According to a bank document, the project will be launched next month with the installation of the new government in the province.

The programme’s cost over five years amounts to $273 million, of which $200 million will be financed by the International Development Association (IDA) of the World Bank group. The World Bank approved the project on May 25, while the legal agreements were signed just before the completion of previous government’s tenure.

Under the programme, the Punjab government will promote green financing as a way to mobilise resources for green investments beyond the programme’s implementation period, and will directly support priority green investments in both the public and the private sectors. To mobilise domestic capital markets as a sustainable source of finance for green investments, the finance department will develop a set of principles for the issuance of green bonds.

An amount of $273m will be spent on the project over five years

In line with the Punjab Environmental Protection Act of 1997 and amended in 2012, which authorises the creation of a provincial fund to finance environmental projects, the provincial government will establish a fund with a capital of $55 million from the programme.

The programme operation has been designed in the context of mounting environmental challenges like air, water and soil pollution in Punjab along with its continued economic growth in recent years.

Lahore, the country’s second largest city with over 11 million inhabitants, is one of the world’s most populated cities and has been increasingly affected by toxic smog in recent years, caused notably by increasing emissions from industries, vehicles, power generation, and open trash and crop burning. Smog from Lahore and other cities in Punjab can extend throughout the province depending on the season and weather patterns.
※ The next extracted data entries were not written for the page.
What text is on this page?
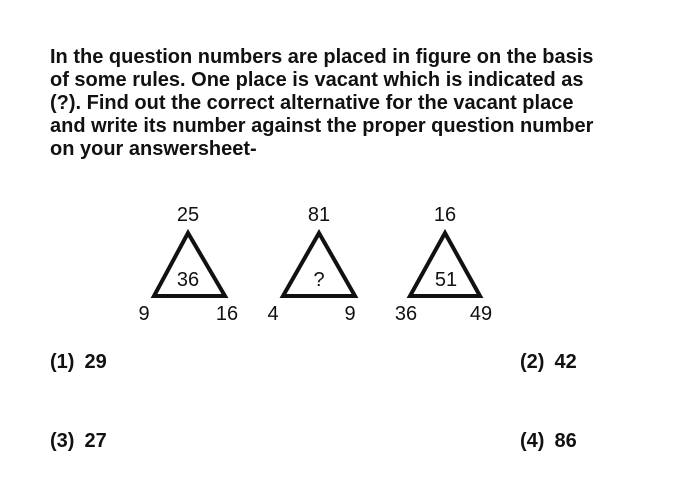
In the question numbers are placed in figure on the basis
of some rules. One place is vacant which is indicated as
(?). Find out the correct alternative for the vacant place
and write its number against the proper question number
on your answersheet-
25
36
9	16
81
?
4	9
16
51
36	49
(1) 29	(2) 42
(3) 27	(4) 86
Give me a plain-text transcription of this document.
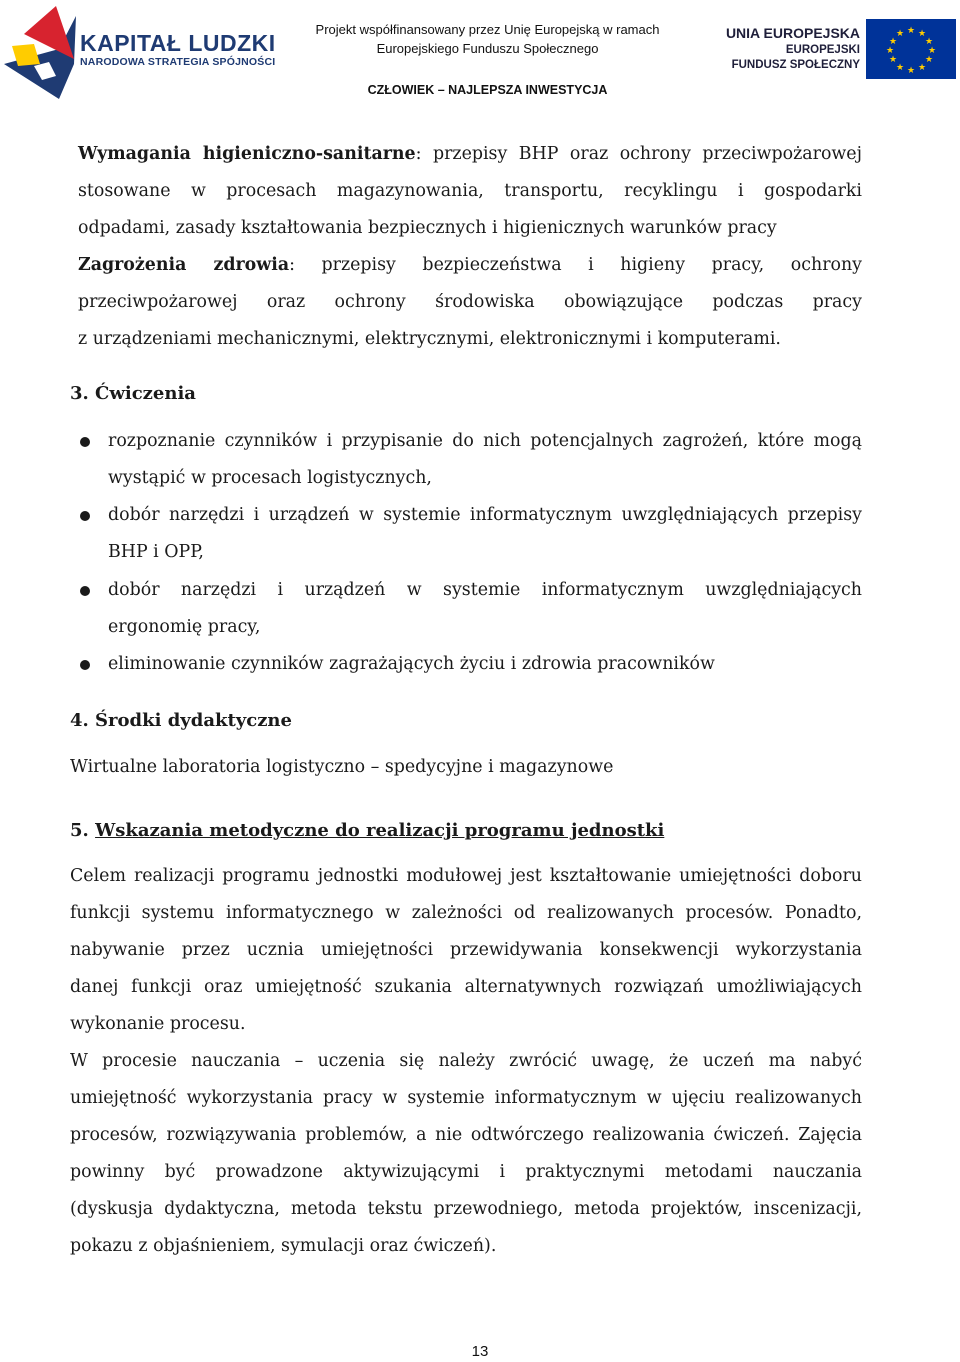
KAPITAŁ LUDZKI
NARODOWA STRATEGIA SPÓJNOŚCI
Projekt współfinansowany przez Unię Europejską w ramach
Europejskiego Funduszu Społecznego
CZŁOWIEK – NAJLEPSZA INWESTYCJA
UNIA EUROPEJSKA
EUROPEJSKI
FUNDUSZ SPOŁECZNY
★ ★
★
★
★
★
★
★
★
★
★
★
Wymagania higieniczno-sanitarne: przepisy BHP oraz ochrony przeciwpożarowej
stosowane w procesach magazynowania, transportu, recyklingu i gospodarki
odpadami, zasady kształtowania bezpiecznych i higienicznych warunków pracy
Zagrożenia zdrowia: przepisy bezpieczeństwa i higieny pracy, ochrony
przeciwpożarowej oraz ochrony środowiska obowiązujące podczas pracy
z urządzeniami mechanicznymi, elektrycznymi, elektronicznymi i komputerami.
3. Ćwiczenia
rozpoznanie czynników i przypisanie do nich potencjalnych zagrożeń, które mogą
wystąpić w procesach logistycznych,
dobór narzędzi i urządzeń w systemie informatycznym uwzględniających przepisy
BHP i OPP,
dobór narzędzi i urządzeń w systemie informatycznym uwzględniających
ergonomię pracy,
eliminowanie czynników zagrażających życiu i zdrowia pracowników
4. Środki dydaktyczne
Wirtualne laboratoria logistyczno – spedycyjne i magazynowe
5. Wskazania metodyczne do realizacji programu jednostki
Celem realizacji programu jednostki modułowej jest kształtowanie umiejętności doboru
funkcji systemu informatycznego w zależności od realizowanych procesów. Ponadto,
nabywanie przez ucznia umiejętności przewidywania konsekwencji wykorzystania
danej funkcji oraz umiejętność szukania alternatywnych rozwiązań umożliwiających
wykonanie procesu.
W procesie nauczania – uczenia się należy zwrócić uwagę, że uczeń ma nabyć
umiejętność wykorzystania pracy w systemie informatycznym w ujęciu realizowanych
procesów, rozwiązywania problemów, a nie odtwórczego realizowania ćwiczeń. Zajęcia
powinny być prowadzone aktywizującymi i praktycznymi metodami nauczania
(dyskusja dydaktyczna, metoda tekstu przewodniego, metoda projektów, inscenizacji,
pokazu z objaśnieniem, symulacji oraz ćwiczeń).
13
Moreover, surface water and groundwater are seriously polluted due to untreated municipal, agricultural, and industrial wastewater. In the absence of adequate facilities, solid waste is disposed of with minimum sanitary measures.

A report of the World Bank says current trends, including industrialisation and urbanisation suggest that issues related to air, water and soil pollution in Punjab will worsen unless the institutional and technical capacity of organisations responsible for pollution management are strengthened, and unless targeted interventions are adopted to control such pollution releases and promote a greener growth trajectory.
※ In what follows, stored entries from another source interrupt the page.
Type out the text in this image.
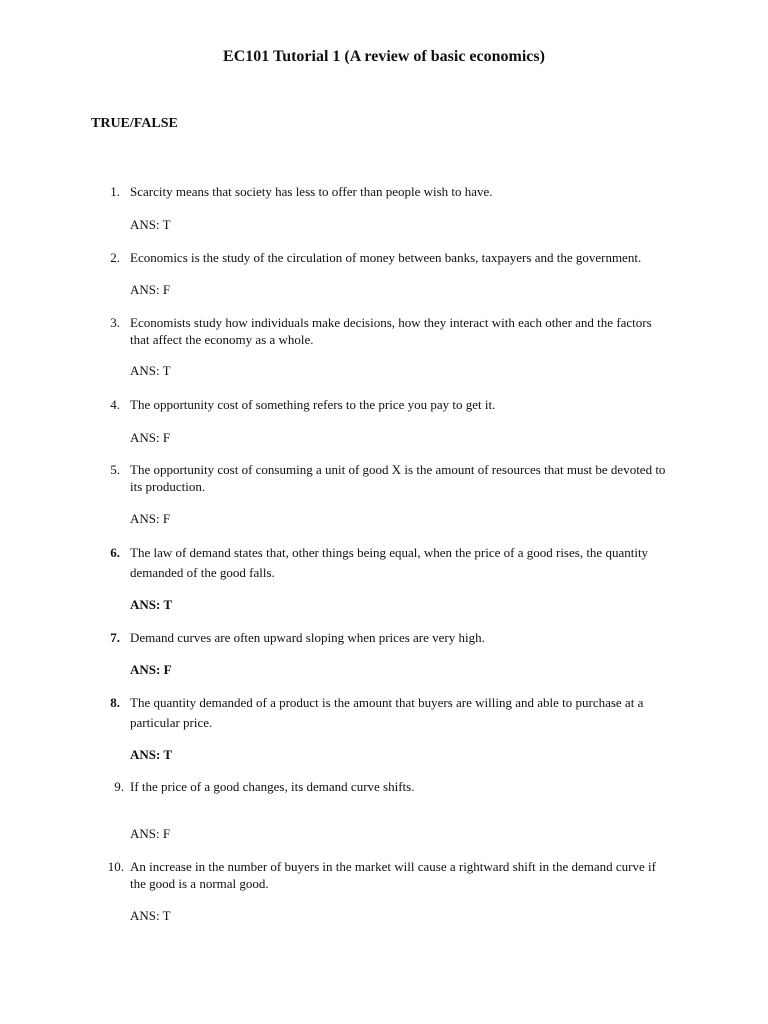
EC101 Tutorial 1 (A review of basic economics)
TRUE/FALSE
1. Scarcity means that society has less to offer than people wish to have.
ANS: T
2. Economics is the study of the circulation of money between banks, taxpayers and the government.
ANS: F
3. Economists study how individuals make decisions, how they interact with each other and the factors
that affect the economy as a whole.
ANS: T
4. The opportunity cost of something refers to the price you pay to get it.
ANS: F
5. The opportunity cost of consuming a unit of good X is the amount of resources that must be devoted to
its production.
ANS: F
6. The law of demand states that, other things being equal, when the price of a good rises, the quantity
demanded of the good falls.
ANS: T
7. Demand curves are often upward sloping when prices are very high.
ANS: F
8. The quantity demanded of a product is the amount that buyers are willing and able to purchase at a
particular price.
ANS: T
9. If the price of a good changes, its demand curve shifts.
ANS: F
10. An increase in the number of buyers in the market will cause a rightward shift in the demand curve if
the good is a normal good.
ANS: T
The 18th Constitutional Amendment devolved among others, the responsibility for environmental planning, pollution control, and pollution prevention to the provinces, which still have very limited capacity to carry out such responsibilities. The Punjab government has been under increasing pressure to act to curb the growing smog crisis.

To improve the environmental governance and ensure sustainable development of its economy, the Punjab government requested the World Bank’s support to address environmental challenges faced by the province.
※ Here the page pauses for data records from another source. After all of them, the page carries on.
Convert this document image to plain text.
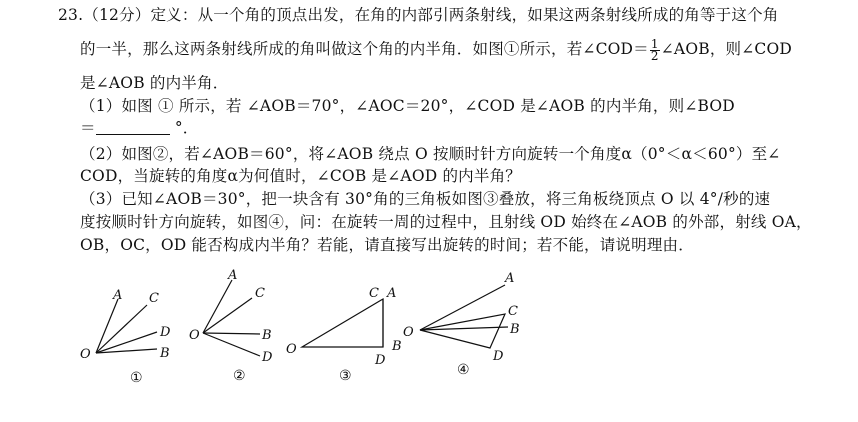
23.（12分）定义：从一个角的顶点出发，在角的内部引两条射线，如果这两条射线所成的角等于这个角
的一半，那么这两条射线所成的角叫做这个角的内半角．如图①所示，若∠COD＝ $\frac{1}{2}$ ∠AOB，则∠COD
是∠AOB 的内半角．
（1）如图 ① 所示，若 ∠AOB＝70°，∠AOC＝20°，∠COD 是∠AOB 的内半角，则∠BOD
＝	°．
（2）如图②，若∠AOB＝60°，将∠AOB 绕点 O 按顺时针方向旋转一个角度α（0°＜α＜60°）至∠
COD，当旋转的角度α为何值时，∠COB 是∠AOD 的内半角？
（3）已知∠AOB＝30°，把一块含有 30°角的三角板如图③叠放，将三角板绕顶点 O 以 4°/秒的速
度按顺时针方向旋转，如图④，问：在旋转一周的过程中，且射线 OD 始终在∠AOB 的外部，射线 OA，
OB，OC，OD 能否构成内半角？若能，请直接写出旋转的时间；若不能，请说明理由．
A C
D
B
O
①
A
C
B
D
O
②
C A
B
D
O
③
A
C
B
D
O
④
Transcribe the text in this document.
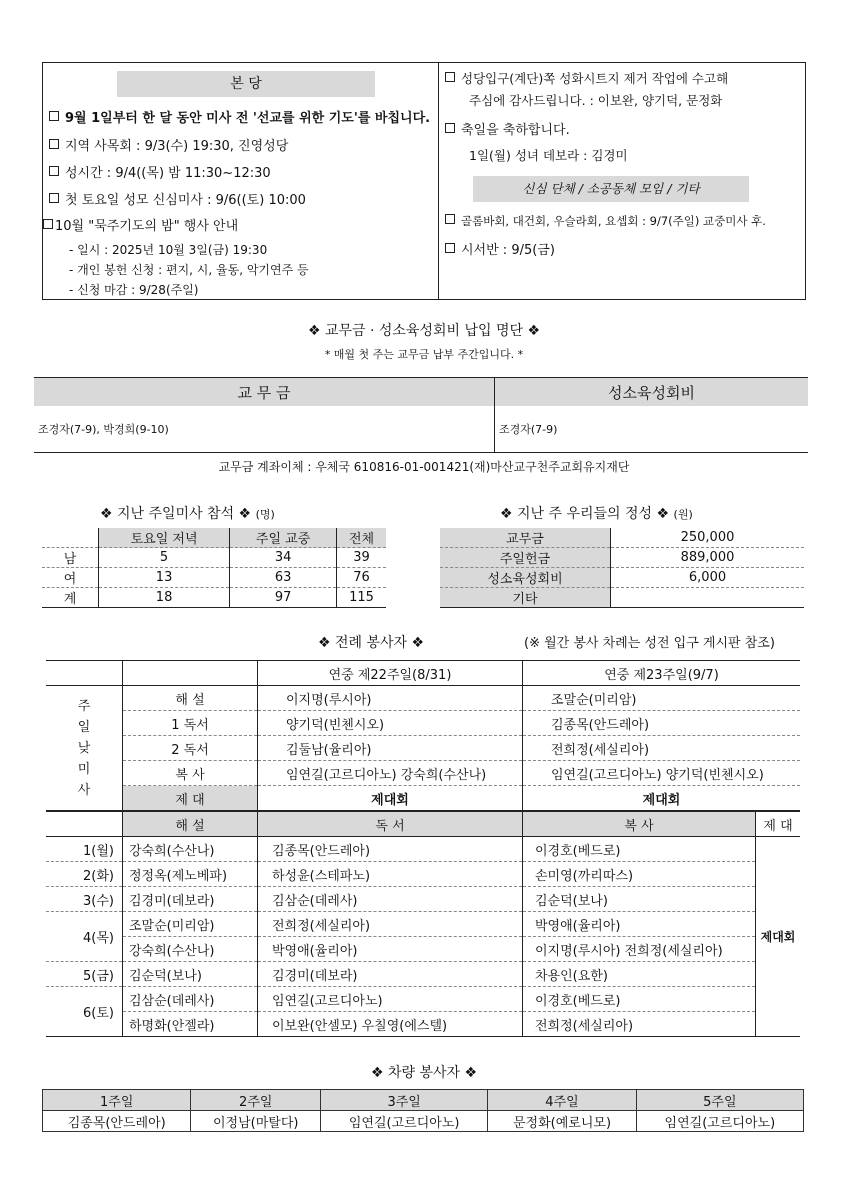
본 당
9월 1일부터 한 달 동안 미사 전 '선교를 위한 기도'를 바칩니다.
지역 사목회 : 9/3(수) 19:30, 진영성당
성시간 : 9/4((목) 밤 11:30~12:30
첫 토요일 성모 신심미사 : 9/6((토) 10:00
10월 "묵주기도의 밤" 행사 안내
- 일시 : 2025년 10월 3일(금) 19:30
- 개인 봉헌 신청 : 편지, 시, 율동, 악기연주 등
- 신청 마감 : 9/28(주일)
성당입구(계단)쪽 성화시트지 제거 작업에 수고해
주심에 감사드립니다. : 이보완, 양기덕, 문정화
축일을 축하합니다.
1일(월) 성녀 데보라 : 김경미
신심 단체 / 소공동체 모임 / 기타
골롬바회, 대건회, 우슬라회, 요셉회 : 9/7(주일) 교중미사 후.
시서반 : 9/5(금)
❖ 교무금 · 성소육성회비 납입 명단 ❖
* 매월 첫 주는 교무금 납부 주간입니다. *
교 무 금	성소육성회비
조경자(7-9), 박경희(9-10)	조경자(7-9)
교무금 계좌이체 : 우체국 610816-01-001421(재)마산교구천주교회유지재단
❖ 지난 주일미사 참석 ❖ (명)
	토요일 저녁	주일 교중	전체
남	5	34	39
여	13	63	76
계	18	97	115
❖ 지난 주 우리들의 정성 ❖ (원)
교무금	250,000
주일헌금	889,000
성소육성회비	6,000
기타	
❖ 전례 봉사자 ❖	(※ 월간 봉사 차례는 성전 입구 게시판 참조)
		연중 제22주일(8/31)	연중 제23주일(9/7)

주일낮미사	해 설	이지명(루시아)	조말순(미리암)
	1 독서	양기덕(빈첸시오)	김종목(안드레아)
	2 독서	김둘남(율리아)	전희정(세실리아)
	복 사	임연길(고르디아노) 강숙희(수산나)	임연길(고르디아노) 양기덕(빈첸시오)
	제 대	제대회	제대회
	해 설	독 서	복 사	제 대
1(월)	강숙희(수산나)	김종목(안드레아)	이경호(베드로)	제대회
2(화)	정정옥(제노베파)	하성윤(스테파노)	손미영(까리따스)	
3(수)	김경미(데보라)	김삼순(데레사)	김순덕(보나)	
4(목)	조말순(미리암)	전희정(세실리아)	박영애(율리아)	
	강숙희(수산나)	박영애(율리아)	이지명(루시아) 전희정(세실리아)	
5(금)	김순덕(보나)	김경미(데보라)	차용인(요한)	
6(토)	김삼순(데레사)	임연길(고르디아노)	이경호(베드로)	
	하명화(안젤라)	이보완(안셀모) 우칠영(에스텔)	전희정(세실리아)	
❖ 차량 봉사자 ❖
1주일	2주일	3주일	4주일	5주일
김종목(안드레아)	이정남(마탈다)	임연길(고르디아노)	문정화(예로니모)	임연길(고르디아노)
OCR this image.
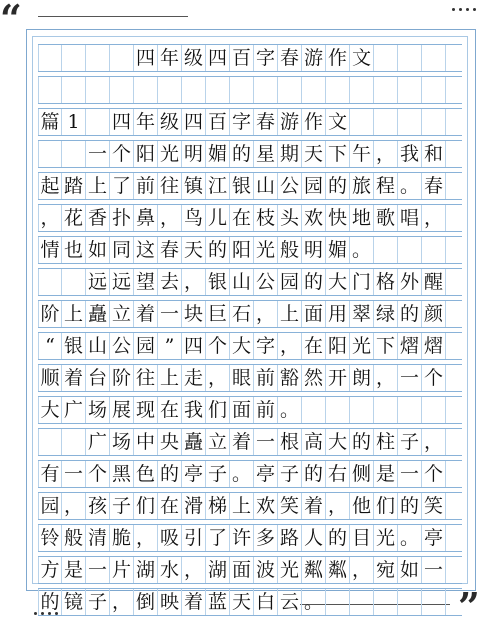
“
”
四 年 级 四 百 字 春 游 作 文
篇 1	四 年 级 四 百 字 春 游 作 文
一 个 阳 光 明 媚 的 星 期 天 下 午 ， 我 和
起 踏 上 了 前 往 镇 江 银 山 公 园 的 旅 程 。 春
， 花 香 扑 鼻 ， 鸟 儿 在 枝 头 欢 快 地 歌 唱 ，
情 也 如 同 这 春 天 的 阳 光 般 明 媚 。
远 远 望 去 ， 银 山 公 园 的 大 门 格 外 醒
阶 上 矗 立 着 一 块 巨 石 ， 上 面 用 翠 绿 的 颜
“ 银 山 公 园 ” 四 个 大 字 ， 在 阳 光 下 熠 熠
顺 着 台 阶 往 上 走 ， 眼 前 豁 然 开 朗 ， 一 个
大 广 场 展 现 在 我 们 面 前 。
广 场 中 央 矗 立 着 一 根 高 大 的 柱 子 ，
有 一 个 黑 色 的 亭 子 。 亭 子 的 右 侧 是 一 个
园 ， 孩 子 们 在 滑 梯 上 欢 笑 着 ， 他 们 的 笑
铃 般 清 脆 ， 吸 引 了 许 多 路 人 的 目 光 。 亭
方 是 一 片 湖 水 ， 湖 面 波 光 粼 粼 ， 宛 如 一
的 镜 子 ， 倒 映 着 蓝 天 白 云 。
Given the large contribution of vehicles to air pollution, the new programme will support Punjab government to strengthen its control over vehicle emissions. Specifically, the transport department will expand the scope of its existing procedure for the vehicle inspection and certification system to cover the entire fleet including private vehicles. It will also study the institutional and regulatory framework needed to ensure compliance of new vehicles with safety and emission standards, with a focus on rickshaw production.

The World Bank says in its report that ambitious efforts are needed in Punjab to reduce the rising social and economic costs of environmental degradation. Pollution is responsible for major health costs for residence of the province. It is also slowing productivity in sectors such as leather, transport and agriculture. Likewise, growing energy demand and erratic energy supply contribute to pollution due to the common use of small diesel electric generators and have increased pressure for improved energy efficiency in the different sectors of the economy.